Still — three failures. The instinct to swap the model was LOUD.
I didn't. And I'm glad.
The Real Diagnosis
Instead, I had Apollo (my AI agent) reproduce the exact daemon invocation off-peak — same prompt, same model, same tool allowlist, but at 9:18 AM instead of 8:00 AM.
It succeeded end-to-end in 82 seconds.
That one test told me everything. The briefing logic was healthy. The model was healthy. The problem was the clock.

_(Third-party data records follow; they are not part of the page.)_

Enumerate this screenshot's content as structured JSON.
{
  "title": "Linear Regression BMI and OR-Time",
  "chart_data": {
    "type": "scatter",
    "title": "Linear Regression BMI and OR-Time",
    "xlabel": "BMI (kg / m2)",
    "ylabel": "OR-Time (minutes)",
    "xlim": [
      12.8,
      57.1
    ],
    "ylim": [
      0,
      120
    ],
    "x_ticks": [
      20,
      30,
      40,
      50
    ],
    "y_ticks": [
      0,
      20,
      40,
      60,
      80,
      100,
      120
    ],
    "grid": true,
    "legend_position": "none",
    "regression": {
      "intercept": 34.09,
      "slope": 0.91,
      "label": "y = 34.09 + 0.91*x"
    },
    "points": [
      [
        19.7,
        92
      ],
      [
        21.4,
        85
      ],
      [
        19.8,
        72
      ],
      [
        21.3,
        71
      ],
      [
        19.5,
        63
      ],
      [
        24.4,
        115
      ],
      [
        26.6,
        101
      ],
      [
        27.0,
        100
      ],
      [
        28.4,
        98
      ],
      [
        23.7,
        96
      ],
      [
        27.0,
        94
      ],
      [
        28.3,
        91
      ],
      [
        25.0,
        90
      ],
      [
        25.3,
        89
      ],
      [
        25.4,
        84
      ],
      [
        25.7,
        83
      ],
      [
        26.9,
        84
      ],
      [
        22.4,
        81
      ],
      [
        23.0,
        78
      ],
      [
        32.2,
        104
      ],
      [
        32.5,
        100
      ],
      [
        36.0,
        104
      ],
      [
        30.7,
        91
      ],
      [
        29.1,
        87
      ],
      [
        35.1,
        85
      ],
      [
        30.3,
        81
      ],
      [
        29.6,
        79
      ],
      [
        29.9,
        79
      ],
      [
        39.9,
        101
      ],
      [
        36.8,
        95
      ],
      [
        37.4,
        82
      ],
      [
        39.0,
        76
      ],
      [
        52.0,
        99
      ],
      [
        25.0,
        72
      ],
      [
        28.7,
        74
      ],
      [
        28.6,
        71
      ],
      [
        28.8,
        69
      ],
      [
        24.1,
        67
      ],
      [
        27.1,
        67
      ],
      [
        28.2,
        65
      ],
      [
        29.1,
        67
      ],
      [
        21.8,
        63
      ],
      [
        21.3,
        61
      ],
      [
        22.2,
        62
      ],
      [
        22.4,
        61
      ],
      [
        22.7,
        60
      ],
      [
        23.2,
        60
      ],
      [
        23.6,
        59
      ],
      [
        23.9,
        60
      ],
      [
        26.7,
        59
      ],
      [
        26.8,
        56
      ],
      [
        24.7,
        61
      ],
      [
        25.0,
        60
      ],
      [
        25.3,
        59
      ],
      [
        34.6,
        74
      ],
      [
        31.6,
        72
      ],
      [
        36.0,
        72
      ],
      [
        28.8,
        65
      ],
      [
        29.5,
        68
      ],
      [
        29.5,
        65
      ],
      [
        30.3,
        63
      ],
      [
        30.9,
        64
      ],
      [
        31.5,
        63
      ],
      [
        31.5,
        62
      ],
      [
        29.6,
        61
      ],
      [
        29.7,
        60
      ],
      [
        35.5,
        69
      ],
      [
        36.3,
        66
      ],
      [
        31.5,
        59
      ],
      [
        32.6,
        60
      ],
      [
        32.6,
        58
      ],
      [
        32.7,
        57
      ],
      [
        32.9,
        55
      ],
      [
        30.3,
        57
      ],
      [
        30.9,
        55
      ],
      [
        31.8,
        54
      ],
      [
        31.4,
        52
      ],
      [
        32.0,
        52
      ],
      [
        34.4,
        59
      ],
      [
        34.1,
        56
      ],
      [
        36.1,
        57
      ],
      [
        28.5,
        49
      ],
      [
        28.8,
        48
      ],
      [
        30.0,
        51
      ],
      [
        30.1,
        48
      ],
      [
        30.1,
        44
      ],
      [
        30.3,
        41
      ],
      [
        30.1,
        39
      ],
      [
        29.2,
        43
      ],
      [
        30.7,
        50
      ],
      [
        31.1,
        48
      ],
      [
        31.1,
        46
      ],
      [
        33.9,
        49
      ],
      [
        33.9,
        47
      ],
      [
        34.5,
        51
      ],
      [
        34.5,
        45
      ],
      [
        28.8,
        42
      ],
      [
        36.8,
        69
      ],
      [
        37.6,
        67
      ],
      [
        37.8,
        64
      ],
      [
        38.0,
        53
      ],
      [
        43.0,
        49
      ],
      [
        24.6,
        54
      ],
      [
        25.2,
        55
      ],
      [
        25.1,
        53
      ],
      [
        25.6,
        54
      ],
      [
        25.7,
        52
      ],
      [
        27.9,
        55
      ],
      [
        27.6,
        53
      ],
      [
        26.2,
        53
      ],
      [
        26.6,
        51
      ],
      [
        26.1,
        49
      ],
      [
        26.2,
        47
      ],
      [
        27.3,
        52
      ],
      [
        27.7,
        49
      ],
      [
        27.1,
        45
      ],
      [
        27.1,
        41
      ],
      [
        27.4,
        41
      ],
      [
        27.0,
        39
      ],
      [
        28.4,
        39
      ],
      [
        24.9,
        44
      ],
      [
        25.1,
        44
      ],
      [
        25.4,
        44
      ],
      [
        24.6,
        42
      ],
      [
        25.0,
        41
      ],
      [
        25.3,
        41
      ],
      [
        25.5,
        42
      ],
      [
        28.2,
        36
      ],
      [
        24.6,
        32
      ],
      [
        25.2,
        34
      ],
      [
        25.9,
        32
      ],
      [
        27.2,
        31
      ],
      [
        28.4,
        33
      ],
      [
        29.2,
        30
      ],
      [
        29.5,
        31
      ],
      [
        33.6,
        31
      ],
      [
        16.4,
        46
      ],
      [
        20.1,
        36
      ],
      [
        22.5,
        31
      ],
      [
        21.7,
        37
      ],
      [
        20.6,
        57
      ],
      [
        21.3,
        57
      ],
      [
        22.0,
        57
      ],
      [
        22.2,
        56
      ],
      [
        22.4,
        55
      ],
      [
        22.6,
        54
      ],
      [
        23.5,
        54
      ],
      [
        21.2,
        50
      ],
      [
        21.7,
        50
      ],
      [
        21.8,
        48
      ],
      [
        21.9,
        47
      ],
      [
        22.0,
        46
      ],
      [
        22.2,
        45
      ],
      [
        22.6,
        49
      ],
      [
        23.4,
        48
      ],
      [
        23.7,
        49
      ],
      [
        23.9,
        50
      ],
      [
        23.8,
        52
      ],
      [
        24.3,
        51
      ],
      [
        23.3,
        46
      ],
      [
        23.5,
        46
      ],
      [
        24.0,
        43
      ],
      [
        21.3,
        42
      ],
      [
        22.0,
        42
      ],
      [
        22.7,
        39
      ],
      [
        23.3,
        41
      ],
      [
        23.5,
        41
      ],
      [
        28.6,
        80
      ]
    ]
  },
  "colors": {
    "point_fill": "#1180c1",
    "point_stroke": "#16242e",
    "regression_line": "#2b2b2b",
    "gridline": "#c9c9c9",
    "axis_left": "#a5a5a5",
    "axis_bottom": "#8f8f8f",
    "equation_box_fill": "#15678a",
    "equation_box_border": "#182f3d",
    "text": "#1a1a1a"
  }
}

8 AM is a contention spike. The Ollama server is cold (or loaded). The model hasn't warmed. Something in the stack is congested right at the top of the hour, and a single fixed 300-second timeout with one retry wasn't enough runway to land clean.
The Fix That Worked
Two changes, both in run-daemon.sh and the launchd plist:
1. Replaced the single retry with a bounded 4-attempt backoff loop:
BACKOFFS=(0 30 90 180)— each attempt waits that many seconds before firing, so retries land progressively further from the spikeTIMEOUTS=(300 300 600 600)— later attempts get more room; the model may just need longer to load on attempt 3- Before every attempt:
cancel-todayruns first, wiping any existing Today CEO project so retries never stack up duplicates - Four failures →
alert_failurefires a Things task so I know the briefing died. Never silent.
2. Staggered the schedule from 8:00 → 8:10 AM (PlistBuddy, plutil -lint, reloaded via launchctl bootout + bootstrap).
Worst-case wall time is now ~35 minutes. Normal morning: 82 seconds, attempt one.
I ran the loop logic through zsh -n and unit-tested the backoff math — success short-circuits with zero backoff; a 3rd-attempt success correctly applies 30+90 seconds of accumulated wait. Clean.
Why This Matters to Me
The tempting fix was to blame the model and swap it out. That would've been wrong — and I'd have thrown away a system that works for one that might not.
The lesson I'm keeping: when a scheduled job fails on schedule, reproduce it off schedule first. If it succeeds off-peak, you don't have a logic bug. You have a timing problem. Fix the timing — backoff, stagger, more runway — and leave the logic alone.
Diagnosis before retry. Every time.
P.S. The "classify before retrying" rule is one I've been drilling into every background system I build — if you're in Apollo, see my self-healing recovery pattern note in memory. The shape: classify (transient / fixable / fatal / unknown), fix what you can fix, then retry. Blind retries are just expensive noise.